Mini Meatball Subs


  • Prep Time15 mins
  • Total Time45 mins
  • Makes4 Servings
Mini Meatball Subs

Photo: Andrew Grinton

Save some of the meatballs from pasta night and stick them in a sub bun. They're perfect for taking in a school lunch the next day.


  • 2 tbsp olive oil, divided

  • 1 cup finely chopped yellow onion

  • 1 lb extra lean ground beef

  • 1/3 cup fresh bread crumbs

  • 1/4 cup grated Parmesan

  • 1 large egg

  • 1 tbsp ketchup

  • 1/2 tsp chopped thyme

  • 1/2 tsp salt

  • black pepper

  • 2 tsp chopped garlic

  • 1 680 mL bottle strained Italian tomatoes, (passata)

  • 1 tbsp chopped basil

  • 4 crusty Italian buns

  • 4 slices mozzarella, or provolone

  • 2 cups baby arugula, (optional)


  • Heat 1 tbsp olive oil in a large frying pan on mediumhigh. Add onions and sauté for 4 min or until lightly golden. Scrape onto a plate. Reserve pan.
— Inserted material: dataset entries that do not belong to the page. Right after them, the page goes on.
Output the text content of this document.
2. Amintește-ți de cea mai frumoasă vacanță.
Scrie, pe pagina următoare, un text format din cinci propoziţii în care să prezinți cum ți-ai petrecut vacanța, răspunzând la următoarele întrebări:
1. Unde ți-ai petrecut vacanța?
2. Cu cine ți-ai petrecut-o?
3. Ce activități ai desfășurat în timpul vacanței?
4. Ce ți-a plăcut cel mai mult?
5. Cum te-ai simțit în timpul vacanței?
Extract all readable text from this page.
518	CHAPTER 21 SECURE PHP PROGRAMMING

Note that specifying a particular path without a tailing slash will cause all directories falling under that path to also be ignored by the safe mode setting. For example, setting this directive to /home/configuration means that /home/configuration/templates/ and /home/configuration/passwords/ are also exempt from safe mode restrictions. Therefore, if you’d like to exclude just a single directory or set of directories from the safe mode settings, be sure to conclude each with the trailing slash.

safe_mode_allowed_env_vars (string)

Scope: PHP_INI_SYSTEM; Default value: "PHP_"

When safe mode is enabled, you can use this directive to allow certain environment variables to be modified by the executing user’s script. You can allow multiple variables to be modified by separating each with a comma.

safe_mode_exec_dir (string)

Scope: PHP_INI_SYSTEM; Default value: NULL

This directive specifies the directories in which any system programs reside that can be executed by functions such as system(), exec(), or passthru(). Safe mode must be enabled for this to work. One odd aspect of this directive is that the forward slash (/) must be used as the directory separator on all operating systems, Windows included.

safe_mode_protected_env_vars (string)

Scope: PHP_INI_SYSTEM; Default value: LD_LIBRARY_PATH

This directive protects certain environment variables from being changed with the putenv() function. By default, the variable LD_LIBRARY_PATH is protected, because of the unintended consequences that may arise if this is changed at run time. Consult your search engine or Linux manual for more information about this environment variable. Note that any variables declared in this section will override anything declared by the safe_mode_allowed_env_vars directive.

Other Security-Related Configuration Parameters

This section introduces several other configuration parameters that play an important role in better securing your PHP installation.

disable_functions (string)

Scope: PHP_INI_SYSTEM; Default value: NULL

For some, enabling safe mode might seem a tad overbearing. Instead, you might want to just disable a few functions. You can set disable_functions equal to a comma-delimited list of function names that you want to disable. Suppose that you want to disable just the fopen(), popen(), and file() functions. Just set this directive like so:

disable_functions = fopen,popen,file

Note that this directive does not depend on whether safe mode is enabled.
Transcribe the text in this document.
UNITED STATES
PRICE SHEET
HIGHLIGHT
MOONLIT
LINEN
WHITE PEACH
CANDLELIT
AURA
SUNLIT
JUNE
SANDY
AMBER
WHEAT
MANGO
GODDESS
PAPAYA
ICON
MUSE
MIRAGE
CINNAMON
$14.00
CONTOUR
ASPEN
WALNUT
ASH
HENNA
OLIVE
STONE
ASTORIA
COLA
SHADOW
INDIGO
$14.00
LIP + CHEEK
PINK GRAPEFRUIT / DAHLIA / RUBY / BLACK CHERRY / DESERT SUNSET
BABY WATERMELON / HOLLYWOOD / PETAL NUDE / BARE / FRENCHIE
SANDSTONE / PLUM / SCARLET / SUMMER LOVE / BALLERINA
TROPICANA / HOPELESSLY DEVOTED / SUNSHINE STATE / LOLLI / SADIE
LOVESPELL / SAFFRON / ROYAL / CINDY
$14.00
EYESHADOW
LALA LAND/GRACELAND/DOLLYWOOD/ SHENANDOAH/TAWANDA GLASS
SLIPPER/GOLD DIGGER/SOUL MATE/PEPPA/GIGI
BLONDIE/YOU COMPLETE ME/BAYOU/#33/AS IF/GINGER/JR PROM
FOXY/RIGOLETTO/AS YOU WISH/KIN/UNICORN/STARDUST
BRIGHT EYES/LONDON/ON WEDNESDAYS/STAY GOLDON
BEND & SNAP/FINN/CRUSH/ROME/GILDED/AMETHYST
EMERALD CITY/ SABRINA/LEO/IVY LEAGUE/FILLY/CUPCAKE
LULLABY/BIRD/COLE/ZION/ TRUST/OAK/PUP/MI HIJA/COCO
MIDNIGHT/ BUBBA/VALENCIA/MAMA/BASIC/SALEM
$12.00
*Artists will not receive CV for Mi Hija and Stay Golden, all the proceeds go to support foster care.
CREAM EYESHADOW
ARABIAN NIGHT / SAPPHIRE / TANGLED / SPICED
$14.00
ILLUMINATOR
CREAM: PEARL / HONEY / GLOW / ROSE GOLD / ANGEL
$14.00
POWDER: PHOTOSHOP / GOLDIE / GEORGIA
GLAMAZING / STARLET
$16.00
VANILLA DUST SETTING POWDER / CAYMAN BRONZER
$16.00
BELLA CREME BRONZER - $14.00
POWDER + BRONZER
  • Combine ground beef, bread crumbs, Parmesan, egg, ketchup, thyme, salt, pepper and half of the sautéed onions in a large bowl and mix well. Form mixture into 1-in. meatballs.

  • Return pan to medium-high heat. Add remaining 1 tbsp oil, then add meatballs and sear for 4 to 5 min or until browned. Remove from pan and set aside. Drain all but 1 tbsp fat from pan, add garlic and sauté for 30 sec.

  • Add remaining sautéed onion, strained tomatoes, basil and sugar, bring to a simmer and cook for 5 min to combine flavours.

  • Return meatballs and any juices that have gathered to pan, lower temperature to medium and simmer for 15 min or until sauce has thickened and meatballs are cooked through.

  • To eat right away, cut buns in half lengthways, spoon in meatballs and sauce, top with a slice of cheese and a handful of baby arugula, if desired.

Nutrition (per serving)

Calories 649, Protein 41g, Carbohydrates 55g, Fat 27g, Fibre 3g, Sodium 1456mg.


Soup isn’t the only hot meal you can keep in a Thermos. Warm up your family with these tasty saucy meatballs. Piled into crusty rolls with cheese and greens, they make a satisfying meal.